This post is part of my series, A Real Picture of Pregnancy, where I document my pregnancy every 4 weeks. But rather than a perfectly-styled outfit, airbrushed makeup, a clean house and some chic pregnancy chalkboard pictures, I take the photo just as my life is. A beautiful mess. Unedited and not touched up.
You know, there are just those days.
When you are under so much emotional stress that, in between 3 rounds of toddler breakfast and the debate over the 2-year-old’s choice in socks, you just feel so forgotten. Like you’re just holding back the tears. And any minute, you feel like you could break.
That’s the state I was in when I showed up to my friend’s house last week.
And just plain sad.
“Hey! How are things going?” was all it took.
I didn’t look at her. I couldn’t. I kept my lips shut, but no matter how hard I fought, that bottom lip started quivering. I knew as soon as I started talking, I’d leave a trail of tears on her hardwood floors, which were rapidly becoming cluttered with the toys my 2 sons, and hers, were ripping out of every corner.
“Not good,” I choked out, through sniffles. Sobs. Heaves.
The truth is, at the end of every pregnancy, I find myself in a bad mental space. Maybe it’s because I’m huge. (And in this pregnancy, I’m the biggest I’ve ever been. Up 31 pounds at 28 weeks.) Maybe it’s because I’m exhausted. Maybe it’s because the hubby and I have been arguing.
Maybe it’s because, on this day, I’d just taken both boys to the dentist, where I’d learned our oldest has 3 cavities. And I felt like that was my mama fail. Or maybe it was because, in the parking lot, I’d pulled something in my back as I bent down and hoisted our 2-year-old into his car seat, and now it was painful to sit up straight. (I’m better now though; thanks for your tips via Instagram!) Or, maybe it was because I had a nasty head cold, and for some reason, it was making everything in my little world seem foggy, bleak and hopeless.
I found a chair in the corner and hid my face from the boys, as the tears and sobs flowed out, uncontrolled.
A sloppy stream of I-feel-so-unappreciated, I’m-always-helping-someone and I’m-just-so-tired.
Over the next 10 minutes, I covered my friend in my emotional vomit.
And she just sat there.
She shared some things about her life that made me realize I’m not alone.
That having young children is very stressful. Being home all the time (and not having an outside job) presents stresses and sacrifices that are unique. And, that husbands and kids don’t always get it.

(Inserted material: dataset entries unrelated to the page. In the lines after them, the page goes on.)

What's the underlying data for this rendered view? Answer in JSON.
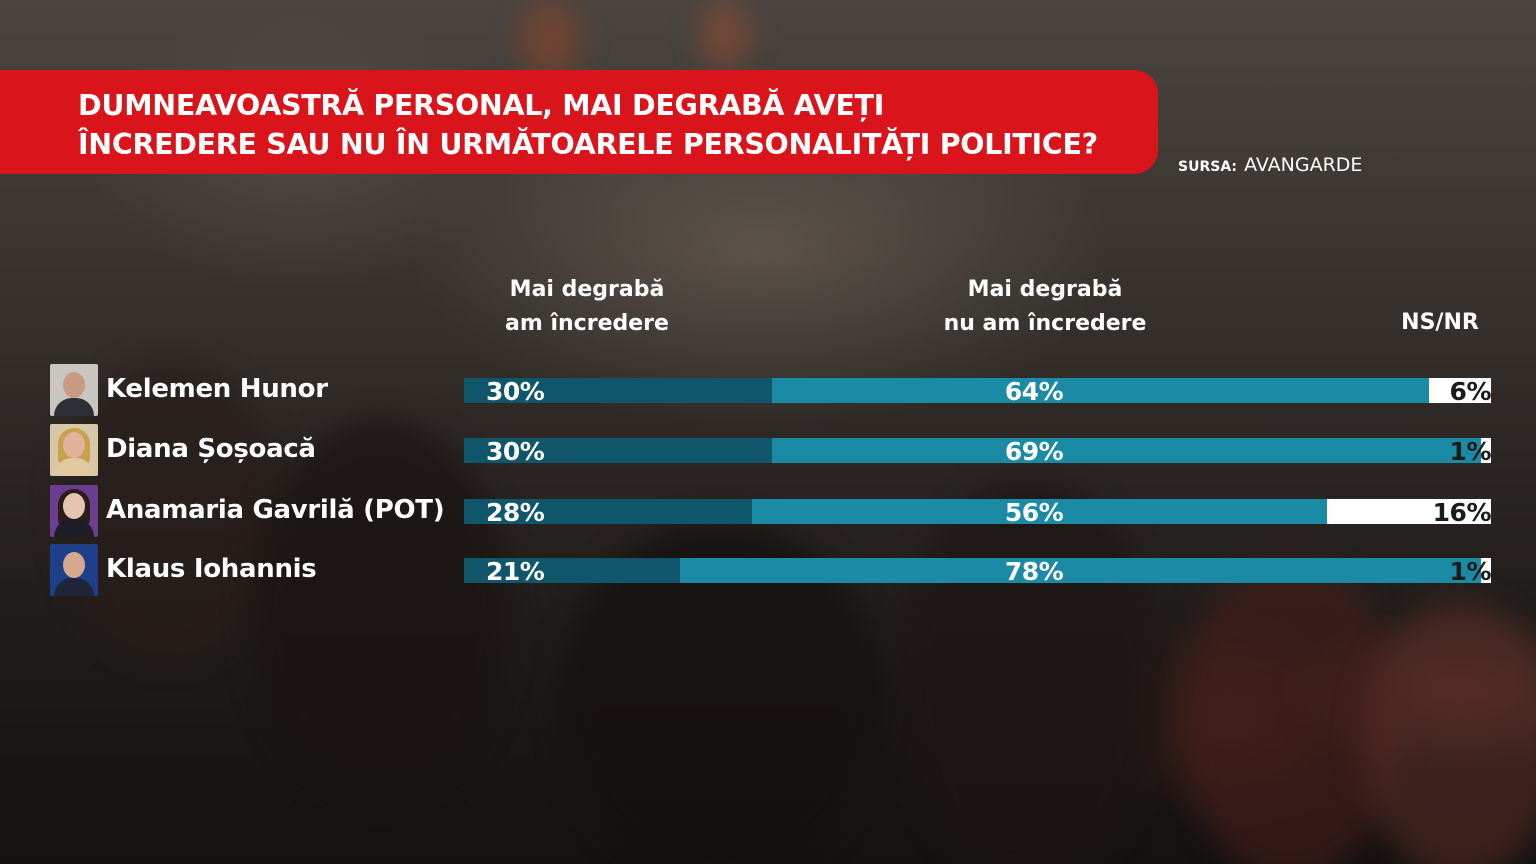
{
  "title": {
    "line1": "DUMNEAVOASTRĂ PERSONAL, MAI DEGRABĂ AVEȚI",
    "line2": "ÎNCREDERE SAU NU ÎN URMĂTOARELE PERSONALITĂȚI POLITICE?"
  },
  "source": {
    "label": "SURSA:",
    "name": "AVANGARDE"
  },
  "colors": {
    "title_band": "#d9141b",
    "trust": "#10566a",
    "distrust": "#1a8aa5",
    "nsnr": "#ffffff"
  },
  "chart_data": {
    "type": "bar",
    "orientation": "horizontal",
    "stacked": true,
    "normalized_percent": true,
    "title": "DUMNEAVOASTRĂ PERSONAL, MAI DEGRABĂ AVEȚI ÎNCREDERE SAU NU ÎN URMĂTOARELE PERSONALITĂȚI POLITICE?",
    "categories": [
      "Kelemen Hunor",
      "Diana Șoșoacă",
      "Anamaria Gavrilă (POT)",
      "Klaus Iohannis"
    ],
    "series": [
      {
        "name": "Mai degrabă am încredere",
        "values": [
          30,
          30,
          28,
          21
        ],
        "color": "#10566a"
      },
      {
        "name": "Mai degrabă nu am încredere",
        "values": [
          64,
          69,
          56,
          78
        ],
        "color": "#1a8aa5"
      },
      {
        "name": "NS/NR",
        "values": [
          6,
          1,
          16,
          1
        ],
        "color": "#ffffff"
      }
    ],
    "value_suffix": "%",
    "series_headers": [
      {
        "line1": "Mai degrabă",
        "line2": "am încredere"
      },
      {
        "line1": "Mai degrabă",
        "line2": "nu am încredere"
      },
      {
        "line1": "NS/NR",
        "line2": ""
      }
    ],
    "legend": "top"
  },
  "avatars": [
    {
      "icon": "portrait-man-gray-icon",
      "bg": "#c9c6c2",
      "skin": "#c99a82",
      "cloth": "#2e2f36"
    },
    {
      "icon": "portrait-woman-blonde-icon",
      "bg": "#d7c7a8",
      "skin": "#e0b39a",
      "hair": "#c9a04c",
      "cloth": "#e0c9a0"
    },
    {
      "icon": "portrait-woman-dark-icon",
      "bg": "#6b3e8f",
      "skin": "#e6c2b0",
      "hair": "#2a1d1a",
      "cloth": "#1e1e28"
    },
    {
      "icon": "portrait-man-suit-icon",
      "bg": "#1e3f8a",
      "skin": "#d8a88e",
      "cloth": "#20263a"
    }
  ]
}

After we talked it out, I felt like a cloud had been lifted from over me. Sure, I still felt tired and taken for granted. But I also realized it wasn’t the end of the world. Other Mamas struggle with this too, and in all reality, we probably all have the same gripes about our husbands. It’s not the end of the world.
“It will get better. Your kids are so young. It’s so hard right now,” she said.
She got up and made me some hot homemade squash soup and roasted vegetables, and then, somehow, my world felt whole again. I knew someone understood me, and while I had shared more than I usually would, I knew it wasn’t going anywhere at all.
At the end of our visit, we looked up and laughed at the mess our boys had made of her living room. It was such a #realmommoment that I asked her to take a picture of me, right in the middle of it, for this series.
A messy house. My eyes, still blood-shot from my river of tears. But kids playing happily and a good friend behind the camera.
This is a real picture of pregnancy. I’m big, I’m uncomfortable, I’m generally not happy.
But I have a great friend, who in that day, decided to pick me up, listen to my problems, feed me lunch and let my kids trash her house before she went to work later that day at her own full-time job.
I can’t do it alone. And I’m so grateful to have friends I can dump on when I need to.